Она все мне твердит: „Почему у тебя нет детей?“, но ведь если мне придется уехать, так тебе же будет лучше, что у меня нет детей».
Я пожалел, что не съездил в Тазгу на праздник рождения пророка. Тогда я увидел бы все своими глазами, ведь туманные фразы Аази дают лишь повод для шатких предположений, а главное — мне, быть может, удалось бы восстановить мир.
И вот я впервые стал разузнавать, когда же предполагается демобилизация.
Ответ на этот вопрос я нашел в полученном на другой день письме Идира, который находился тогда в Блиде; письмо было злобное, мрачное. Армия вконец разочаровала моего товарища — характер у него был чересчур независимый, чтобы подчиняться какой-бы то ни было дисциплине. Он рассчитывал на приключения, но его так никуда и не отправили из Алжира. Он сделал все возможное, чтобы стать летчиком, а его зачислили в нелетный состав. Вопреки собственному желанию он попал в учебную часть и должен был стать унтер-офицером — одним из тех, кого он презрительно называл «служаки». Он познакомился только с безнадежно будничной стороной армейской службы. Усталый и разочарованный, он мечтал теперь об одном: уйти из армии. «Еще немного, и я испещрю всю казарму гигантскими надписями: „Домой!

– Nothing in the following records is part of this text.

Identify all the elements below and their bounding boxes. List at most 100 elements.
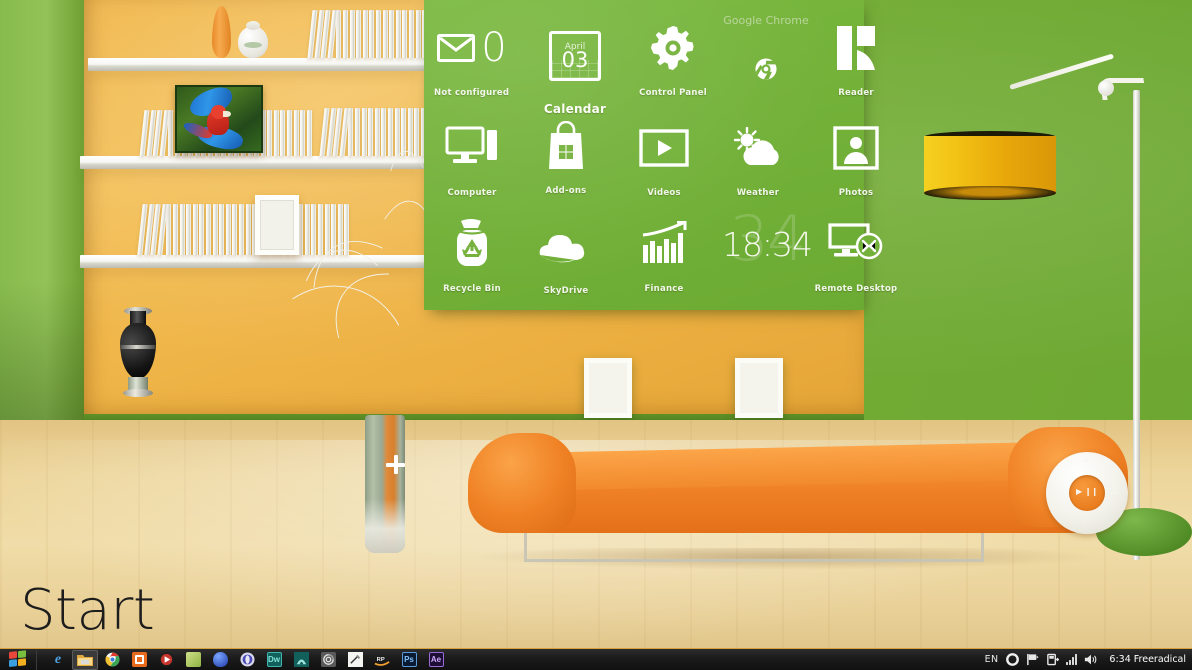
gear-icon bbox=[629, 22, 717, 74]
previous-track-icon[interactable]: ⏮ bbox=[1052, 489, 1059, 497]
folder-icon bbox=[77, 654, 93, 666]
flag-icon-svg bbox=[1026, 653, 1039, 666]
cloud-icon bbox=[522, 220, 610, 272]
tile-videos[interactable]: Videos bbox=[620, 110, 708, 204]
taskbar-divider bbox=[36, 649, 37, 670]
start-tiles-panel[interactable]: 0 Not configured April 03 Calendar bbox=[424, 0, 897, 310]
tile-label-videos: Videos bbox=[647, 188, 681, 198]
wallpaper-sofa bbox=[468, 425, 1128, 535]
blue-drop-icon bbox=[212, 652, 228, 667]
taskbar-item-blue-app[interactable] bbox=[207, 650, 233, 670]
tray-language-indicator[interactable]: EN bbox=[985, 654, 999, 665]
tile-finance[interactable]: Finance bbox=[620, 206, 708, 300]
signal-bars-icon[interactable] bbox=[1065, 654, 1078, 665]
spiral-icon bbox=[320, 652, 336, 667]
play-box-icon-svg bbox=[639, 129, 689, 167]
shopping-bag-icon-svg bbox=[549, 121, 583, 169]
tile-label-remote-desktop: Remote Desktop bbox=[814, 284, 898, 294]
tile-reader[interactable]: Reader bbox=[812, 10, 900, 104]
gear-icon-svg bbox=[651, 26, 694, 70]
taskbar-item-photoshop[interactable]: Ps bbox=[396, 650, 422, 670]
taskbar-item-virtualbox[interactable] bbox=[126, 650, 152, 670]
calendar-icon: April 03 bbox=[531, 30, 619, 82]
taskbar-item-google-chrome[interactable] bbox=[99, 650, 125, 670]
tile-photos[interactable]: Photos bbox=[812, 110, 900, 204]
play-pause-icon[interactable]: ▶ ❙❙ bbox=[1076, 488, 1098, 496]
speaker-icon[interactable] bbox=[1084, 653, 1098, 666]
flag-icon[interactable] bbox=[1026, 653, 1039, 666]
shopping-bag-icon bbox=[522, 120, 610, 172]
tile-add-ons[interactable]: Add-ons bbox=[522, 108, 610, 202]
tile-calendar[interactable]: April 03 Calendar bbox=[531, 18, 619, 116]
desktop[interactable]: + – ⏮ ⏭ ▶ ❙❙ Start 0 Not configured Apri… bbox=[0, 0, 1192, 670]
taskbar-item-media-player[interactable] bbox=[153, 650, 179, 670]
tray-clock[interactable]: 6:34 Freeradical bbox=[1105, 654, 1186, 665]
taskbar-item-teal-app[interactable] bbox=[288, 650, 314, 670]
tile-skydrive[interactable]: SkyDrive bbox=[522, 208, 610, 302]
remote-desktop-icon-svg bbox=[828, 223, 883, 260]
tile-mail[interactable]: 0 Not configured bbox=[428, 10, 516, 104]
reader-icon bbox=[812, 22, 900, 74]
media-player-icon bbox=[158, 652, 174, 667]
taskbar-item-internet-explorer[interactable]: e bbox=[45, 650, 71, 670]
taskbar-item-opera[interactable] bbox=[234, 650, 260, 670]
envelope-icon bbox=[437, 34, 476, 62]
wallpaper-lampshade-bottom bbox=[924, 186, 1056, 200]
tile-label-recycle-bin: Recycle Bin bbox=[443, 284, 501, 294]
start-label: Start bbox=[20, 578, 155, 643]
taskbar-pinned-items[interactable]: e Dw RP Ps Ae bbox=[45, 649, 449, 670]
volume-up-icon[interactable]: + bbox=[1083, 457, 1090, 465]
tile-google-chrome[interactable]: Google Chrome bbox=[722, 6, 810, 100]
tile-recycle-bin[interactable]: Recycle Bin bbox=[428, 206, 516, 300]
media-player-wheel[interactable]: + – ⏮ ⏭ ▶ ❙❙ bbox=[1046, 452, 1128, 534]
taskbar-item-after-effects[interactable]: Ae bbox=[423, 650, 449, 670]
realplayer-icon: RP bbox=[374, 656, 390, 666]
chrome-icon bbox=[755, 58, 777, 80]
wallpaper-lamp-joint bbox=[1098, 80, 1114, 96]
taskbar[interactable]: e Dw RP Ps Ae EN 6:34 Freeradical bbox=[0, 648, 1192, 670]
monitor-icon bbox=[428, 122, 516, 174]
wallpaper-wall-frame-left bbox=[584, 358, 632, 418]
system-tray[interactable]: EN 6:34 Freeradical bbox=[985, 653, 1192, 666]
taskbar-item-dreamweaver[interactable]: Dw bbox=[261, 650, 287, 670]
photo-person-icon bbox=[812, 122, 900, 174]
circle-ring-icon[interactable] bbox=[1005, 653, 1019, 666]
wallpaper-parrot-picture bbox=[175, 85, 263, 153]
photoshop-icon: Ps bbox=[401, 652, 417, 667]
clock-time: 18:34 bbox=[721, 225, 813, 264]
wallpaper-black-vase bbox=[118, 305, 158, 397]
tile-control-panel[interactable]: Control Panel bbox=[629, 10, 717, 104]
bar-chart-arrow-icon bbox=[620, 218, 708, 270]
taskbar-item-realplayer[interactable]: RP bbox=[369, 650, 395, 670]
tile-label-finance: Finance bbox=[644, 284, 684, 294]
taskbar-item-notepad-plus[interactable] bbox=[180, 650, 206, 670]
tile-computer[interactable]: Computer bbox=[428, 110, 516, 204]
monitor-icon-svg bbox=[445, 126, 497, 163]
taskbar-item-spiral-app[interactable] bbox=[315, 650, 341, 670]
bar-chart-arrow-icon-svg bbox=[642, 221, 687, 263]
tile-remote-desktop[interactable]: Remote Desktop bbox=[812, 206, 900, 300]
mail-unread-count: 0 bbox=[481, 25, 507, 71]
cloud-icon-svg bbox=[539, 235, 585, 263]
next-track-icon[interactable]: ⏭ bbox=[1110, 489, 1117, 497]
taskbar-item-white-tool-app[interactable] bbox=[342, 650, 368, 670]
tile-label-control-panel: Control Panel bbox=[639, 88, 707, 98]
tile-label-add-ons: Add-ons bbox=[545, 186, 587, 196]
virtualbox-icon bbox=[131, 652, 147, 667]
chrome-taskbar-icon bbox=[105, 652, 119, 667]
device-eject-icon[interactable] bbox=[1046, 653, 1059, 666]
start-button[interactable] bbox=[2, 649, 34, 670]
svg-text:RP: RP bbox=[377, 656, 385, 662]
taskbar-item-file-explorer[interactable] bbox=[72, 649, 98, 670]
tile-label-computer: Computer bbox=[447, 188, 497, 198]
volume-down-icon[interactable]: – bbox=[1082, 518, 1086, 526]
circle-ring-icon-svg bbox=[1005, 653, 1019, 666]
tile-weather[interactable]: Weather bbox=[714, 110, 802, 204]
wallpaper-white-vase bbox=[238, 21, 268, 58]
wallpaper-tall-vase bbox=[365, 415, 405, 553]
tile-label-photos: Photos bbox=[838, 188, 874, 198]
speaker-icon-svg bbox=[1085, 654, 1097, 665]
tile-label-reader: Reader bbox=[838, 88, 874, 98]
wallpaper-left-wall-shadow bbox=[0, 280, 86, 438]
teal-app-icon bbox=[293, 652, 309, 667]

Да поскорее!“ А наша очередь, говорят, только в октябре».
Он не ошибся. В середине октября после сложных формальностей мы с Менашем покинули казарму, вырядившись в самые невероятные одежды. Мух должен был освободиться несколько позже.

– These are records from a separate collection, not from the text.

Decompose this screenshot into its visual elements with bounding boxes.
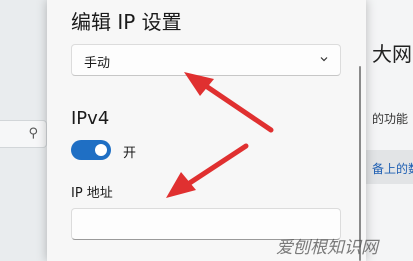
background-big-text: 大网 [372, 42, 412, 66]
chevron-down-icon [320, 57, 328, 62]
ipv4-toggle[interactable] [71, 140, 111, 160]
ip-mode-value: 手动 [84, 56, 111, 71]
ipv4-section-title: IPv4 [71, 108, 110, 129]
ipv4-toggle-label: 开 [123, 146, 137, 161]
ip-mode-select[interactable]: 手动 [71, 44, 341, 76]
background-search-box[interactable]: ⚲ [0, 120, 47, 148]
search-icon: ⚲ [28, 126, 38, 141]
ip-address-label: IP 地址 [71, 186, 113, 201]
dialog-title: 编辑 IP 设置 [71, 10, 182, 34]
background-text-1: 的功能 [372, 112, 409, 126]
toggle-knob [95, 144, 107, 156]
edit-ip-settings-dialog: 编辑 IP 设置 手动 IPv4 开 IP 地址 [47, 0, 366, 261]
watermark: 爱刨根知识网 [276, 238, 378, 258]
dialog-scrollbar[interactable] [359, 66, 361, 261]
background-text-2[interactable]: 备上的数 [372, 160, 413, 177]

Мы дали себе зарок не работать целый год после демобилизации. Мы так и не попали в ту великую мясорубку, ради которой покинули родные места, зато годичный опыт научил нас не придавать значения никаким дипломам и аттестатам. Поэтому ни Менаш, ни я не стали продолжать учение. Даже Меддур, также приехавший из Блиды, заявил, что не собирается возвращаться в школу, где он преподавал до мобилизации. Цель у нас была умеренная и вполне определенная: по утрам вставать когда вздумается, не страшась сигнала побудки; засыпать лишь после того, как веки начнут сами собою смыкаться; есть досыта; ходить гордо подняв голову, выпятив грудь и заложив руки в карманы; на улице не жаться к домам, боясь нарваться на офицера, который сразу догадается, что ты удрал с поста. Мы много раз повторяли: «Ничего не делать, ни о чем не думать. Только спать».